The first item on the list was to make a list. I lay back down, on a couch this time, stared at the sky and thought about it a bit.

Here’s what I came up with:

- Make a list… check.

- Eat

- Find out what is useful onboard… That’s next.

- Figure out where I am.

- How does the radio work?

- Choose a direction.

I hadn’t really paid too much attention to the stockroom before - didn’t have to. Everything had been done for me. I was a passenger, an invited guest. I remembered feeling like a diva at the beginning of the trip. So my first destinations were the kitchen and then the hold. I had no idea what was down there.

I think it’s fair to say that all boat owners are the same when it comes to stocking things. They’re meticulously tidy and organized. There were rows and rows of canned goods and dried stuff and even a huge appendage of a smoked ham, all neatly alphabetized, except for the chunk of pig that was just hanging from the ceiling by a thin hairy string. You can’t organize that; you just hang it.

So there was plenty of food and drinking water on the schooner, I could live on it for months, but I wasn’t hungry. I forced myself to eat something because I knew I needed the energy. As I sat there in the stockroom putting pieces of fish in my mouth, it didn’t go down easy.

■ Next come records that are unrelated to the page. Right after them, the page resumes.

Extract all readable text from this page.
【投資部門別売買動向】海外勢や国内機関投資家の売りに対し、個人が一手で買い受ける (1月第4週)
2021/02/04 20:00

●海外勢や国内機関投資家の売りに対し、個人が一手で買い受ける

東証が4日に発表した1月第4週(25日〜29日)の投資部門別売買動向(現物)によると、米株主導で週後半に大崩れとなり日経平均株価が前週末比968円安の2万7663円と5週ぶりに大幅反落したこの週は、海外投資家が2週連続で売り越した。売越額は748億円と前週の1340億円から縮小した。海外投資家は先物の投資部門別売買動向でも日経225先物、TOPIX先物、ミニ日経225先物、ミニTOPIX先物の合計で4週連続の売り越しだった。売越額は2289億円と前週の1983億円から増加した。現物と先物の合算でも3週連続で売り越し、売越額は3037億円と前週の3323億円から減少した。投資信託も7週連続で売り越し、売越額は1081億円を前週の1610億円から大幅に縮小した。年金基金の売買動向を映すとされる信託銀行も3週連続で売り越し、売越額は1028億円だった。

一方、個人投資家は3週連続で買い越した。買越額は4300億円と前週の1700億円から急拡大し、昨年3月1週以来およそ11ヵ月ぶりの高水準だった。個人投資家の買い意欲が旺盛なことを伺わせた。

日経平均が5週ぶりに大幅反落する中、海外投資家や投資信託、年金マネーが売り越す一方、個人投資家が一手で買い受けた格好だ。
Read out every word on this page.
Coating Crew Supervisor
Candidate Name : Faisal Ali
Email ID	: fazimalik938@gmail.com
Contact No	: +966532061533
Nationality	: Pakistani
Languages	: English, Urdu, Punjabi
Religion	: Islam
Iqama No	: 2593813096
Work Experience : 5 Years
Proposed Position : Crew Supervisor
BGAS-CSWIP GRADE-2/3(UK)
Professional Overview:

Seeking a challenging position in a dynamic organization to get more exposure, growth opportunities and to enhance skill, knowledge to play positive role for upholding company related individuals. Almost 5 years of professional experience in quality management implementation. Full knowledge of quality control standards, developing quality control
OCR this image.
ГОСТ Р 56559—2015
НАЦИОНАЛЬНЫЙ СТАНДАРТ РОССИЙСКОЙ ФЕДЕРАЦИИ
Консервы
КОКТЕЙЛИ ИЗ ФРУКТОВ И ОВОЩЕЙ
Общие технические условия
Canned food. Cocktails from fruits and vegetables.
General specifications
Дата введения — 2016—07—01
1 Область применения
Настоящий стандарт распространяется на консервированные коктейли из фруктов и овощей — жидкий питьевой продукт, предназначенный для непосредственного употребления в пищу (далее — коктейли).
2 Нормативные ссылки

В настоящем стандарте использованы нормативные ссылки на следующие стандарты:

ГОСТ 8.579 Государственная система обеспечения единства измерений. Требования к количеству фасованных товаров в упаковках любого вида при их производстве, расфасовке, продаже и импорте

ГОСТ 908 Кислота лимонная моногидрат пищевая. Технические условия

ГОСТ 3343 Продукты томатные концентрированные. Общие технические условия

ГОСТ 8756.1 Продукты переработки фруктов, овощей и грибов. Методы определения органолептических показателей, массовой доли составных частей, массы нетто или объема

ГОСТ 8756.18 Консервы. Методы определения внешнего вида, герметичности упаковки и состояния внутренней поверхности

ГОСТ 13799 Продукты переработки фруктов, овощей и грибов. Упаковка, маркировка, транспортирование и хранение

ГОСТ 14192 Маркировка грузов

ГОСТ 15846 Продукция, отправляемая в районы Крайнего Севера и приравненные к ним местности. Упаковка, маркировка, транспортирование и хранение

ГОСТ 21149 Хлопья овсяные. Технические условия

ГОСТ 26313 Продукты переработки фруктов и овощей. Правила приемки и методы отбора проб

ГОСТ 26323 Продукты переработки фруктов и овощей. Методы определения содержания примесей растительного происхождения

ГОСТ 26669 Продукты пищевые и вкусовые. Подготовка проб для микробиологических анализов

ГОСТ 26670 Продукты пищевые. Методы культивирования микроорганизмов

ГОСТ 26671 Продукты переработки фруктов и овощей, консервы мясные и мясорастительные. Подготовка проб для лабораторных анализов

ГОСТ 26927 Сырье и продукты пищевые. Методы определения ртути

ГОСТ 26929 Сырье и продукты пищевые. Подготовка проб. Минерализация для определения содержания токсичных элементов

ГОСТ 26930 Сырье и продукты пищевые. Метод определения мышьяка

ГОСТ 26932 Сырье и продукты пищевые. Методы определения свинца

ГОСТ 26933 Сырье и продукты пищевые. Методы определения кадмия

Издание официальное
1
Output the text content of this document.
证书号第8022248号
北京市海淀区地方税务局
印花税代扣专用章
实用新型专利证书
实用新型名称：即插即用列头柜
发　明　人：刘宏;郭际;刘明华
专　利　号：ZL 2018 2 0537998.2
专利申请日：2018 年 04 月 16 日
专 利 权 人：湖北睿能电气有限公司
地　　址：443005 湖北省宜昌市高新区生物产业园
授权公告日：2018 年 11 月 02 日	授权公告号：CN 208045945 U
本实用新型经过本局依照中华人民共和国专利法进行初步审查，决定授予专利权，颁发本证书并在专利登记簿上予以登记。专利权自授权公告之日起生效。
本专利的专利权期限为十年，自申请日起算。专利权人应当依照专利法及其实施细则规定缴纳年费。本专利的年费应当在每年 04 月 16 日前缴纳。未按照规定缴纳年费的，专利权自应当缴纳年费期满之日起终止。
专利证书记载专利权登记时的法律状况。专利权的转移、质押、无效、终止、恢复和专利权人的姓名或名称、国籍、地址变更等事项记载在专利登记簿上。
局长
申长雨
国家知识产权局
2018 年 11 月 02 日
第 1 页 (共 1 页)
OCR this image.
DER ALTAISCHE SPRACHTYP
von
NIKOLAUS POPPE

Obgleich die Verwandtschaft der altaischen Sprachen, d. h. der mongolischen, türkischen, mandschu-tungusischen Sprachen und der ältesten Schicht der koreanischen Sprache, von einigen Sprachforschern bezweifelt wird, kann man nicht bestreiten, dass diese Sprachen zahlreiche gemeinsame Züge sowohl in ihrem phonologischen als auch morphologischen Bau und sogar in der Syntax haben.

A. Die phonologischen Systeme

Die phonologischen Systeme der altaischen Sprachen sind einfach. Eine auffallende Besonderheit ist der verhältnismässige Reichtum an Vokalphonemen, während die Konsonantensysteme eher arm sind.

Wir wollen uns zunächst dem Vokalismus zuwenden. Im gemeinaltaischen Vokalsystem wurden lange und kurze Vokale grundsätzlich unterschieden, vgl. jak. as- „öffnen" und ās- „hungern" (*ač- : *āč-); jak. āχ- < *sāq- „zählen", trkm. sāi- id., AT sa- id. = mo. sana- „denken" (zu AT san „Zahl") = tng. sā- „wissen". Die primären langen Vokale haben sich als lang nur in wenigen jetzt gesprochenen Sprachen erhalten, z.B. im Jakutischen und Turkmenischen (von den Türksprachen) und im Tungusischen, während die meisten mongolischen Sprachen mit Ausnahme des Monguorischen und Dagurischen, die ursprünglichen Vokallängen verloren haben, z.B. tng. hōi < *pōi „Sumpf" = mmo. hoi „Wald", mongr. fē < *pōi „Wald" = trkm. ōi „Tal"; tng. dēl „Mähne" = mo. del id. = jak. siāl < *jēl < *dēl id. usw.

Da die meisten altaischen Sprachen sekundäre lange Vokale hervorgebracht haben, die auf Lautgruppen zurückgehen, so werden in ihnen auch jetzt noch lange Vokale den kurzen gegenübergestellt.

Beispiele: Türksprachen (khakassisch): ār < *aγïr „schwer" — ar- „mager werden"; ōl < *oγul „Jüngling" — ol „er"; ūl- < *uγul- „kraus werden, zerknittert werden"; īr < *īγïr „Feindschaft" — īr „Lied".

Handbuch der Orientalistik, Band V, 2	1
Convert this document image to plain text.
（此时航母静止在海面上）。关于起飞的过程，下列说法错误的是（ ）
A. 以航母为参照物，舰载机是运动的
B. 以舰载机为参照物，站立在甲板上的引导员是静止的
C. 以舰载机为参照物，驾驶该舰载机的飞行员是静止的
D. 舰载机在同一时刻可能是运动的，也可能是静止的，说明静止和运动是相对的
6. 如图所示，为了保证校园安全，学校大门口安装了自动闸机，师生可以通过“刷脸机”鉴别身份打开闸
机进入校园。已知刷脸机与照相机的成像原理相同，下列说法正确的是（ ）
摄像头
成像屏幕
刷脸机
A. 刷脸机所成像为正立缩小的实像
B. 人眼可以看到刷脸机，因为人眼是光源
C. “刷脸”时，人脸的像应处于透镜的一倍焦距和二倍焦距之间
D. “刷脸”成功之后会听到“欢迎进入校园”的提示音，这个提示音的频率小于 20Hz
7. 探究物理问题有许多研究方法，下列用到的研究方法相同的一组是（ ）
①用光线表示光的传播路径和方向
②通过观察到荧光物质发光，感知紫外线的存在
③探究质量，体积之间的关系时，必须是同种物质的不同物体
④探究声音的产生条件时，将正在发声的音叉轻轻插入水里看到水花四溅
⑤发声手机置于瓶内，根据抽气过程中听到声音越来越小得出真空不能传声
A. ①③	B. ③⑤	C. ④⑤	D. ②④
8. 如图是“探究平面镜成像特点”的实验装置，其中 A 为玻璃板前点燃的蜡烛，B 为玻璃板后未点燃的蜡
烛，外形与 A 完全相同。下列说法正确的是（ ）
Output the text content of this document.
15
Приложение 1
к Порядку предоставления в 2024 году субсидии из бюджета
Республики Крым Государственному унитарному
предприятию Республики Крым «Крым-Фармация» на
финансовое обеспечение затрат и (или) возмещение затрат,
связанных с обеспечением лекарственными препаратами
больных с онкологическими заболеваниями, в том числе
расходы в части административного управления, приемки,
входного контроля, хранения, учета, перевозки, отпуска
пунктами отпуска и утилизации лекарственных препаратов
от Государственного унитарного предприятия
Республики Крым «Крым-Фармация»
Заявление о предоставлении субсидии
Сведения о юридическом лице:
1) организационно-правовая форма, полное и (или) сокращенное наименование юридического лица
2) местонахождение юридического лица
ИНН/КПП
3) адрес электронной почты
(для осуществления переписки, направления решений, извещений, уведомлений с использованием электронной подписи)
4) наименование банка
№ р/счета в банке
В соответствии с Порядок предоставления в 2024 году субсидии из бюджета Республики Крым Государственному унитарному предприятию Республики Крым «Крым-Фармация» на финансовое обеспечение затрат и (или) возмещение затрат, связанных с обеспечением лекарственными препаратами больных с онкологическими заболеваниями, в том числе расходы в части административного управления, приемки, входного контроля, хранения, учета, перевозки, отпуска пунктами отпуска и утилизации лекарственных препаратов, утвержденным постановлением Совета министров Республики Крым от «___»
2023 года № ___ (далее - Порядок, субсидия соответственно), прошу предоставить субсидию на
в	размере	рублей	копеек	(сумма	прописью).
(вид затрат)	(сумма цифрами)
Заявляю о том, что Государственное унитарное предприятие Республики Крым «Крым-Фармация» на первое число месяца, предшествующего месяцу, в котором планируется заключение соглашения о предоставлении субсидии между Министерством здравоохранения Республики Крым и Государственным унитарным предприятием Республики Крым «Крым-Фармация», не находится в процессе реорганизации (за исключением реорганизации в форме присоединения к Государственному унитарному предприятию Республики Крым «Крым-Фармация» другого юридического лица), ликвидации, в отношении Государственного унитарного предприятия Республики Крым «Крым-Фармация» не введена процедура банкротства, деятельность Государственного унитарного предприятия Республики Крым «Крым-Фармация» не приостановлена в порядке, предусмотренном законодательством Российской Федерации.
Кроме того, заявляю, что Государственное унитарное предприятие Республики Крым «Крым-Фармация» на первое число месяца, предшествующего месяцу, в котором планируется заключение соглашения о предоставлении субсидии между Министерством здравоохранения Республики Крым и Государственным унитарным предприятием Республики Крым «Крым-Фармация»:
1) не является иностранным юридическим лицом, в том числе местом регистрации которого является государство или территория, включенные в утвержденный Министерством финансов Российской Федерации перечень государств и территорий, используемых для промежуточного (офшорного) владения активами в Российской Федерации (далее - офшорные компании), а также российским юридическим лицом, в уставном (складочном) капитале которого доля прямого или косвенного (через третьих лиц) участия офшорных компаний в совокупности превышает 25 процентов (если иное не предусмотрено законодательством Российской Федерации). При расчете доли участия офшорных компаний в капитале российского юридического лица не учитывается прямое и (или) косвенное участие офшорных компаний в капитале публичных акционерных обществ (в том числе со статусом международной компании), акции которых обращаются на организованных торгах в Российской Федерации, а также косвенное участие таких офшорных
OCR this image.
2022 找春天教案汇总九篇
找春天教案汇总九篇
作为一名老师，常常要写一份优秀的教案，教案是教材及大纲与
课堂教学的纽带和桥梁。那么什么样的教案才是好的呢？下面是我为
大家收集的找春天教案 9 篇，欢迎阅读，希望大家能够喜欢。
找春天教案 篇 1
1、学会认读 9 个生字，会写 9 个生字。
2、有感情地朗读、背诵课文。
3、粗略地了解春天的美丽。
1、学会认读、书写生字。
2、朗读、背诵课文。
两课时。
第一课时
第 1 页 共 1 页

My throat was constricted and dry. I crushed the tuna through with a beer. I kept looking around half-heartedly, looking for motivation. Every action was drudgingly difficult, every breath, a sigh.

The Myriad was a very large vessel, a lovely lumbering behemoth with too many sails and no engine. It was full of useful things like ropes and wood and tools and extra sails, books and maps, all kinds of replacement parts that would certainly come in handy, electronic gadgets, cooking utensils, blankets… I could take what I needed, and what I needed were things that would help me live on an island, because that was the obvious next port.

But presently; to me, the ship was an aloof, cold, alien animal that had a mind of its own; a dangerous, lying, living thing that grudgingly let me ride on its back. I felt unsure of myself, small and lonely. Part of me wanted to follow everyone else overboard, but that was just nonsense.

All I had to do was stay afloat and heal. Be patient, be patient.